Worked on a project today that our one of the guys in our local coordinates the electrical for today. All sorts of people get out and help some usually older people in older neighborhoods with problems at their houses.

The one I went to was a classic you can do it we can help place.
Original work was done in 1928, and looked good for its age. Pulled out a couple push button switches still working. Was going to take a picture, but I can't find the camera.

Ceiling fans with the canopy on the fan, lights hanging in the basement from their wiring. Lots and lots of electrical tape since you cannot trust your own wire nut joints.

The best one was not one the house I worked in. They found a sub panel that was laying up against the wall, with a 100 amp main, fed with a #10 romex!
Insulation was burned back and the works... gotta love homeoners and $10 handymen!


----------



## gilbequick (Oct 6, 2007)

Old houses are fun. You never know what you're going to run into because you've got 50+ years of repairs/additions/upgrades going on and have no idea about who did what when and how or more importantly why so 90% of the work is in your head trying to figure it all out. You've gotta pull off every trick in the book trying to fish in wires without tearing up the plaster and make the lights space evenly even though the ceiling joists may not even be the same width. Nasty NASTY crawl spaces and rock wool insulation in the attic....good thing about most attics is that they were built with a fair amount of room above to work, not like the newer engineered trusses where you've got to belly crawl and pray to GOD you aren't going to take half your arm off on a 6 inch high razor sharp truss staple.


----------



## chris856 (Jun 12, 2009)

A suprise in every box.


----------



## Rudeboy (Oct 6, 2009)

This thread is useless without photos... and pretty old too.
:whistling2:


----------



## BryanMD (Dec 31, 2007)

Rudeboy said:


> ... and pretty old too.


how about that petey? and marc and nathan too?

we don't have to erase these dead threads; they can still be searched and copied from... but nearly a year since a single reply was made qualifies on at least two standards for an auto lock. 

What arbitrary thresholds won't pizz off too many?
three months? 
three months *and* less than 10 posts?

six months? 
six months *and* less than 50 posts?


----------



## egads (Sep 1, 2009)

What's it to ya? Don't care? Don't click


----------



## BryanMD (Dec 31, 2007)

egads said:


> What's it to ya?


Because as most people who use forums do... 
I start by pressing the "New Posts" button. 
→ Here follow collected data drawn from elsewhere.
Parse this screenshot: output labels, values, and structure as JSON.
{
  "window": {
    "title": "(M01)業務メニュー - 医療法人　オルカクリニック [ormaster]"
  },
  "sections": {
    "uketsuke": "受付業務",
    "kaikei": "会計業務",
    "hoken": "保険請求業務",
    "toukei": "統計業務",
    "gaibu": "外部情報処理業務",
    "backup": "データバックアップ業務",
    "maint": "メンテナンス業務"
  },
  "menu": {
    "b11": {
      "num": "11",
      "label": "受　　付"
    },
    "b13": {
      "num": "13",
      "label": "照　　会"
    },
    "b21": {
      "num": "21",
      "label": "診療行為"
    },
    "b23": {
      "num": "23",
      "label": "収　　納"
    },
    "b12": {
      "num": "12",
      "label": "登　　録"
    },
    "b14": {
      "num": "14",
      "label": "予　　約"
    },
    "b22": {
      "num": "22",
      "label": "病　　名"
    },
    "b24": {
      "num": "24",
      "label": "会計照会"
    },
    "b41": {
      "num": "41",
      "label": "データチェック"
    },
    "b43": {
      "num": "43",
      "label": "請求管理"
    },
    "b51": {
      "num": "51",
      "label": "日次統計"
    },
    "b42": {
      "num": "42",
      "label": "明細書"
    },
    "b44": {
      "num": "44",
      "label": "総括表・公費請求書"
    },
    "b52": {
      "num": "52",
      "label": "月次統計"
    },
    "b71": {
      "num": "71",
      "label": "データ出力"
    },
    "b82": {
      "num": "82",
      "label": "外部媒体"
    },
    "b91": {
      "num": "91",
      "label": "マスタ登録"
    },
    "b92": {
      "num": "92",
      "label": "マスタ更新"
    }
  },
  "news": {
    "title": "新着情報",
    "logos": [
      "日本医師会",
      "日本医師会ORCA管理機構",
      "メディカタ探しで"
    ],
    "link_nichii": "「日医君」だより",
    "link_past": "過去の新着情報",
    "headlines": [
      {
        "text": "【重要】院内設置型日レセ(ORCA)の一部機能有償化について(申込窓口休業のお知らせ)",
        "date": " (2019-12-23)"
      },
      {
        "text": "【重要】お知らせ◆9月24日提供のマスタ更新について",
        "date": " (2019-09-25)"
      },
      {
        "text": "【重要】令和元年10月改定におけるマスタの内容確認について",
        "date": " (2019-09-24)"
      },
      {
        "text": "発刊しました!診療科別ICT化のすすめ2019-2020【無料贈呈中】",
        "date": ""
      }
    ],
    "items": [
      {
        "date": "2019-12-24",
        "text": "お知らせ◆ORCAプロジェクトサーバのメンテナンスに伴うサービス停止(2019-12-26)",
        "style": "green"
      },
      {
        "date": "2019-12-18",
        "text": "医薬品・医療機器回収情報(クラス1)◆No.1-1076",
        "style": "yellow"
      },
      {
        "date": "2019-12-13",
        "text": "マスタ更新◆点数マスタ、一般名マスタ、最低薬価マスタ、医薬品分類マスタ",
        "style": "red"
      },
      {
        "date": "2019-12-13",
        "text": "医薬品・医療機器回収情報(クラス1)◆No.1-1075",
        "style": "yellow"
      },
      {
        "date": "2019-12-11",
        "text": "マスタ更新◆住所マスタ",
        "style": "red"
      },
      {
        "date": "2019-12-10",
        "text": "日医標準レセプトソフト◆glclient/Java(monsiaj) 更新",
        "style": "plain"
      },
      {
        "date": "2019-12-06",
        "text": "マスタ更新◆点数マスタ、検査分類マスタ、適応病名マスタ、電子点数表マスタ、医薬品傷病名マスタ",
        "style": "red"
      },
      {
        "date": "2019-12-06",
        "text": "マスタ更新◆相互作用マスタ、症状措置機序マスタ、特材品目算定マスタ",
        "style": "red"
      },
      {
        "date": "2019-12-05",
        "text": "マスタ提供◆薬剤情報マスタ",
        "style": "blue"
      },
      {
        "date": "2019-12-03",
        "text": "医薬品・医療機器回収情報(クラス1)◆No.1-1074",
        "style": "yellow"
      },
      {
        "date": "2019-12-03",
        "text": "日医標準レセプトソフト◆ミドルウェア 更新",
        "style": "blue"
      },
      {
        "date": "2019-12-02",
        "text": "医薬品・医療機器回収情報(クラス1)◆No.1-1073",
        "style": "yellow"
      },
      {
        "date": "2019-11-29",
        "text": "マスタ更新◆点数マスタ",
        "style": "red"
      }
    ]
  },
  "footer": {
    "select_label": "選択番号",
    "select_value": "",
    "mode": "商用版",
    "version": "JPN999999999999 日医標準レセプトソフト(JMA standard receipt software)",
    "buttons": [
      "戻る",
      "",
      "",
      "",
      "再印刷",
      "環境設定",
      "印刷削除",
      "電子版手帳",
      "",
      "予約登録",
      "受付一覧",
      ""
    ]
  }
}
What then pops up are in fact new posts but also (in 99% of instances) in new or at least fresh threads. That's a good thing but that high order of incidence also creates an expectation it will always be so.

It isn't until AFTER you click one open that you have the chance to see just exactly how old and dead the thread really is... and that date is rarely looked at until it is pointed out by someone. Why is that you might ask... Well,

Because as most people who use forums do... 
I start by pressing the "New Posts" button.


----------



## Toronto Sparky (Apr 12, 2009)

I once saw a light switch in a washroom wired with station Z wire. 
And on top of that it seems it was added so they could turn the light off from the tub.